Restricting the flow
Although many people assume dizziness can be caused by computer monitors directly, your posture could be causing your fits of dizziness. People who use computers for extended periods of time can suffer from pinched nerves which can affect the way signals reach the brain. One outcome: dizziness. Pinched nerves can also cause blood flow restriction, which can in turn cause dizziness.
Missing a meal
If you use a computer on a daily basis, but are only experiencing dizziness at specific times of the day, such as in the late afternoon, you may need an energy boost. Perhaps, to keep on top of all your assignments, you regularly work through your lunch-hour, with nothing but a fizzy drink to fuel you.
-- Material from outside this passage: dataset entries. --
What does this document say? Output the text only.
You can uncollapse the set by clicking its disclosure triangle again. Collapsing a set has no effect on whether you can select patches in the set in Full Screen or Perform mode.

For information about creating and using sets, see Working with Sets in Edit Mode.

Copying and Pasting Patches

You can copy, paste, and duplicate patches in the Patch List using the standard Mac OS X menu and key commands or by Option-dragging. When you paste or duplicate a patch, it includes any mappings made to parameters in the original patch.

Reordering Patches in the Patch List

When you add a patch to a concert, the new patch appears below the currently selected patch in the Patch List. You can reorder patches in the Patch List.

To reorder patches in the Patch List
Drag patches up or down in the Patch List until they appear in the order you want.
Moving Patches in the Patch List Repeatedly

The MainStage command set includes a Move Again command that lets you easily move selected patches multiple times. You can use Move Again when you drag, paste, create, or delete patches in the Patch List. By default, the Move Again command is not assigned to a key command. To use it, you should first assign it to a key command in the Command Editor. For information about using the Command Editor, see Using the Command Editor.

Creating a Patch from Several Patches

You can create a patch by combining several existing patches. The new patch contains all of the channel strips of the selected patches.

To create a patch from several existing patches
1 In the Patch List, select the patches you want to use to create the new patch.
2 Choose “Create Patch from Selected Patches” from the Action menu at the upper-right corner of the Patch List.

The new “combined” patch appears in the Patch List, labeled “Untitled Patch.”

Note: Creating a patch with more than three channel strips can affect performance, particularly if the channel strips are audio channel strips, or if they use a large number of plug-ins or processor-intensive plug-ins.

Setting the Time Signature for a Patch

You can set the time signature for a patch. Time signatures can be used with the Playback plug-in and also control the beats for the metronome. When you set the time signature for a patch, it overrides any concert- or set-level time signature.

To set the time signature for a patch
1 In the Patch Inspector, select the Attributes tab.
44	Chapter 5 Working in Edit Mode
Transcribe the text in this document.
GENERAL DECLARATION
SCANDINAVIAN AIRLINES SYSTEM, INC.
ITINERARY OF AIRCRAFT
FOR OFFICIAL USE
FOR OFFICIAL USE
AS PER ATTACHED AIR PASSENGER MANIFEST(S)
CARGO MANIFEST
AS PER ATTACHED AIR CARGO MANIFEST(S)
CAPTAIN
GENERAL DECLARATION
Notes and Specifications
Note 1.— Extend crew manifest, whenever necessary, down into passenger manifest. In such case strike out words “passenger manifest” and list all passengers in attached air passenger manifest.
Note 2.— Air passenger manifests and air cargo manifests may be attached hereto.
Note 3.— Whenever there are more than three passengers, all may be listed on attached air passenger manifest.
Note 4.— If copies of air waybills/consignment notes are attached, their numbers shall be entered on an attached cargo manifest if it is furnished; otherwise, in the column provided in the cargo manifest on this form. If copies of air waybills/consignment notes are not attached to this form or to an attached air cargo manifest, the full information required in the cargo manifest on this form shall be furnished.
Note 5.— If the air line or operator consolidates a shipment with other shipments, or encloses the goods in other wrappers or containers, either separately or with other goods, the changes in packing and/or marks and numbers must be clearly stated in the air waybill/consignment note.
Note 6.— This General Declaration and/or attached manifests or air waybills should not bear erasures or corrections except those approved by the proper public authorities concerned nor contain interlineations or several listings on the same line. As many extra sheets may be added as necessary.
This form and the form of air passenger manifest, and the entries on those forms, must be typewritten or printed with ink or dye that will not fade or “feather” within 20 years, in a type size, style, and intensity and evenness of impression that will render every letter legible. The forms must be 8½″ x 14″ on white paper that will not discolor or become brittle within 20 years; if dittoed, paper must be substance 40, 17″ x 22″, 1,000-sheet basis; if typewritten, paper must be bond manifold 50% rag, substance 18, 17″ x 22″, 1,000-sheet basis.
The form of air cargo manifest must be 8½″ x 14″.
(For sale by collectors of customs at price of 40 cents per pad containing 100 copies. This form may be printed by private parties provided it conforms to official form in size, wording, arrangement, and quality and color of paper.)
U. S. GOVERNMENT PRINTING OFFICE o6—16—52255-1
Then, late in the afternoon, as you stare at the monitor in front of you, you start to feel a bit weird. Dizziness hits you, as does a sense of tiredness. Maybe you even feel disorientated. Your blood-sugar level could be plummeting. Quickly eat something nourishing and filling.
As well as getting your eyes tested, there are a number of other ways you can lessen the likelihood of suffering dizzy fits at your desk. Reposition your monitor so as it's around an arm's length from your face and it's centre is between 10cm to 20cm below your horizontal line of vision. Reduce screen glare by installing an anti-glare filter. Take regular breaks from staring at your screen and be sure to blink regularly. Keeping your screen clean can also help. A build up of dust on your screen can make your eyes work harder.